Java in the age of AI: Platform evolution or ecosystem extinction?
One of the Java platform’s enduring strengths has always been its ecosystem.
Since the early days of the JVM, the classpath has served as an unsung hero, enabling seamless integration of libraries that extend Java’s capabilities in every direction. If a developer needs something, odds are high that someone has already built it—and built it well.
This extensibility, coupled with open-source licensing and a massive developer base, means Java offers not just solutions, but options. Hibernate or jOOQ? JDBC or Spring Data (or JDBC via Spring Data)? The best tool is often just a Maven dependency away.
And even when Java lagged in language evolution (think of Java 8’s long tenure), it still outperformed newer competitors like Go or Rust in many enterprise contexts, because the ecosystem simply made Java work.
The AI era and “vibe coding”
But we live in a different era now. The rise of AI services like ChatGPT, Claude, and Ollama has fundamentally changed how code gets written.
Enter “vibe coding.”
Vibe coding is the practice of describing what you want in natural language and letting the AI generate the code for you. Instead of using AI as a helper, the AI becomes the primary implementer. You focus on outcomes; it fills in the technical blanks.
Critics dismiss vibe coding—and often with good reason. It’s dangerously easy to produce something that looks correct but is riddled with subtle bugs, outdated dependencies, or misunderstood requirements. But when used well—when the developer knows how to define the problem clearly and stays actively engaged with the results—it can be a powerful tool for rapid prototyping or deployment.
Does the Java ecosystem still matter?
So here’s the question: if AI can write workable code in any language, does Java’s ecosystem still matter?
With AI’s broad training base, you can just as easily ask it to build a persistence layer in Go, Python, or Rust. Even if a language lacks a rich ecosystem or a solution for the problem you’re facing, the AI can help you find—or create—one.
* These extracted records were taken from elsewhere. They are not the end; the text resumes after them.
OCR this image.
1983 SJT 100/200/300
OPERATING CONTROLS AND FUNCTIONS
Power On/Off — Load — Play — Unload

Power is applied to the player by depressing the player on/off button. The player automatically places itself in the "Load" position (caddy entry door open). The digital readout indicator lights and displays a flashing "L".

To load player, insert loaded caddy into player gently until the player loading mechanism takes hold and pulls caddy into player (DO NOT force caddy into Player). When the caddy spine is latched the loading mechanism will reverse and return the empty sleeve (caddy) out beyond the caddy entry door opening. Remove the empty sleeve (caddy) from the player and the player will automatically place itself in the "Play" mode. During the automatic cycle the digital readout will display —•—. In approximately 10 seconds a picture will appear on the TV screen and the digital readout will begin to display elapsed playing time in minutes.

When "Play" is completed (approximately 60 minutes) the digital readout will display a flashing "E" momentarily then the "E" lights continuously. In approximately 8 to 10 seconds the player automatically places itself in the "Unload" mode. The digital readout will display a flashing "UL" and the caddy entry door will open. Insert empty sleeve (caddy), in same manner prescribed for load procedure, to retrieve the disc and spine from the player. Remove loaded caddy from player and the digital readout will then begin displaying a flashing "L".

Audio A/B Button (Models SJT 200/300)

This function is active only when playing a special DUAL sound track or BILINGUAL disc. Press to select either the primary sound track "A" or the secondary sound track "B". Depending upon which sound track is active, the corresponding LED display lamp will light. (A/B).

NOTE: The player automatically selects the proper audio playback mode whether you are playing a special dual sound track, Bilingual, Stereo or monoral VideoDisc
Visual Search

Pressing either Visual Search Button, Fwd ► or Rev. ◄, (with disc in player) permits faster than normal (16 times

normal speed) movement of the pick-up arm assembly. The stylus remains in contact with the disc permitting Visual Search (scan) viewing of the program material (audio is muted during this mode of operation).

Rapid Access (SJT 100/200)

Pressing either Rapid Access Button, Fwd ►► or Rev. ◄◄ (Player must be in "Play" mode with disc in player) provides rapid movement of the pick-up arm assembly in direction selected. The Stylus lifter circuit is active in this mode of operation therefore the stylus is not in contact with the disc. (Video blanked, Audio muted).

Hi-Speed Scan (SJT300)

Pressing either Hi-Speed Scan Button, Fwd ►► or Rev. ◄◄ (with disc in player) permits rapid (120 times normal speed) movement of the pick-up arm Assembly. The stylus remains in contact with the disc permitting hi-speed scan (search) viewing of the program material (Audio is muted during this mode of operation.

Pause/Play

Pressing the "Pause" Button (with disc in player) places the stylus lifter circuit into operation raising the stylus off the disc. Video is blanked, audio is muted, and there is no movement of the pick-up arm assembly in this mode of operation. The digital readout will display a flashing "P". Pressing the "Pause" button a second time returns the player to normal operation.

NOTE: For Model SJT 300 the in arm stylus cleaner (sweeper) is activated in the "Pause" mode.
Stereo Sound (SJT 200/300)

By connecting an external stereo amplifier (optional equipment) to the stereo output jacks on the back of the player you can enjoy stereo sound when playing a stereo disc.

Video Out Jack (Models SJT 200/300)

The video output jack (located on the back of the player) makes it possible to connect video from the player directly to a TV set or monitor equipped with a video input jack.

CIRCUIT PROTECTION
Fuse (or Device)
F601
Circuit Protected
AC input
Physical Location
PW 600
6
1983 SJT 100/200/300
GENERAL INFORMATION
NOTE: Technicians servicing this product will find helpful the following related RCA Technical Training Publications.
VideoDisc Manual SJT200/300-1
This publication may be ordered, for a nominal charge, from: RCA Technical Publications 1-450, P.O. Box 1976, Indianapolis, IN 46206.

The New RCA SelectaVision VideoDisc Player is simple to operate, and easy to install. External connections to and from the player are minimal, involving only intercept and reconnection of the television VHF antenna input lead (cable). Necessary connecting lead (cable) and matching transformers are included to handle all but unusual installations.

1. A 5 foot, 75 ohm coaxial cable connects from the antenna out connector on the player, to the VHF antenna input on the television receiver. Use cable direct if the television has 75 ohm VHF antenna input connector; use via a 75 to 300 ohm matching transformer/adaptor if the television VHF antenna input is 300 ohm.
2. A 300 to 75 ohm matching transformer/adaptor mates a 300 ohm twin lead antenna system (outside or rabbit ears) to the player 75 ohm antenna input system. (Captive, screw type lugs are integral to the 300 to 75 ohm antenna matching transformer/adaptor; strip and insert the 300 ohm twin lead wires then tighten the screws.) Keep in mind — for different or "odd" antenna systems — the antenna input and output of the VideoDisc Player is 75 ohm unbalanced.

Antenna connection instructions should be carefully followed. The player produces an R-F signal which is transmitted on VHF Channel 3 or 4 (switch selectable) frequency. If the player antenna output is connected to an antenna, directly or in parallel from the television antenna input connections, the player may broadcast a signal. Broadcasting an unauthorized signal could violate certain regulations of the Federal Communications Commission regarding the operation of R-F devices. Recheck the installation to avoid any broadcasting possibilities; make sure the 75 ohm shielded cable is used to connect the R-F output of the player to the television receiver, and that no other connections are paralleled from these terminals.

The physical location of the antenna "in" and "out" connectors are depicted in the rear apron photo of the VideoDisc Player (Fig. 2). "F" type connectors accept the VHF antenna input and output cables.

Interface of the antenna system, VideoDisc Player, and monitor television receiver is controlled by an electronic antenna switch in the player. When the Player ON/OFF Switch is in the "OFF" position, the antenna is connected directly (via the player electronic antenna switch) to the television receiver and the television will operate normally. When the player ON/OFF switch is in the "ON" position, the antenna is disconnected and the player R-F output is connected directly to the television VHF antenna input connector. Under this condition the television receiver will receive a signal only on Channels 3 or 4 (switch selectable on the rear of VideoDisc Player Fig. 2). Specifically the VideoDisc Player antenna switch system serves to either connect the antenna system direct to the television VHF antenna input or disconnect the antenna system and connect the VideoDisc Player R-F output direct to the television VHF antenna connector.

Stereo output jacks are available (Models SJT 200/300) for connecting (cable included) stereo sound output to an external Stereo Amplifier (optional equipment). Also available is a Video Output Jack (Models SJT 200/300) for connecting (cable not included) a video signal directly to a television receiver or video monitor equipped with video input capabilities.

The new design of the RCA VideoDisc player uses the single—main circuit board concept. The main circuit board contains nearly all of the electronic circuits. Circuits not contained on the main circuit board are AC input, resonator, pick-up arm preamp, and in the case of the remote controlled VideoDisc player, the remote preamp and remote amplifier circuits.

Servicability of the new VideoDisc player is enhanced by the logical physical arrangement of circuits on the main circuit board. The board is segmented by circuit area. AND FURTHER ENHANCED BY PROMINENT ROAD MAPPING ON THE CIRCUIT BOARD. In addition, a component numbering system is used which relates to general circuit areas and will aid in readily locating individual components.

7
The constraints that used to steer developers toward Java are weaker now than they were.
But that’s only part of the picture.
AI is not always up to date
First, AI tools are (nearly) always out of date.
Most AI models don’t know about the latest versions of frameworks like Spring Boot or Jakarta EE. They’ll offer working solutions, but often using deprecated libraries, outdated idioms, or insecure defaults. (And when technologies like Spring Security evolve significantly, that’s a problem! You want state-of-the-art.)
That’s not a deal-breaker, but it is a burden—especially in industries that require security audits and regulatory compliance.
The developer must actively vet and adapt what’s produced, even if the AI model is up to date and generates good code. Awareness is everything.
Bad inputs lead to bad outputs
More importantly, most developers aren’t great at writing precise, complete requirements.
AIs inherit this weakness and amplify it. You get bad code not because the AI is flawed, but because the inputs are. The result is a false sense of productivity: code that compiles, maybe even runs, but isn’t right. And since the AI can lead you down a rabbit hole of an almost-working solution, it can end up wasting more time than it saves.
Java libraries and frameworks
This is where Java’s ecosystem still shines. The tools and libraries it offers are not only robust but also battle-tested. When an AI writes Java code, it’s often drawing from proven patterns. That’s not always true for newer or more niche languages. (Watching an AI attempt to generate good Rust code is amusing, for example—and Rust is hardly “niche.”)
In that sense, the AI doesn’t flatten the field—it elevates Java’s ecosystem even further. It enables more people to access it faster and with fewer barriers, while still relying on the deep knowledge embedded in the platform.
The Java platform still matters
So yes, ecosystem still matters. Perhaps more than ever.
AI can scaffold solutions, but it can’t evaluate requirements, enforce standards, or validate correctness. That’s still up to the programmer. And Java, with its mature ecosystem and institutional wisdom, remains one of the best places for developers to turn even AI-generated code into real-world applications that work.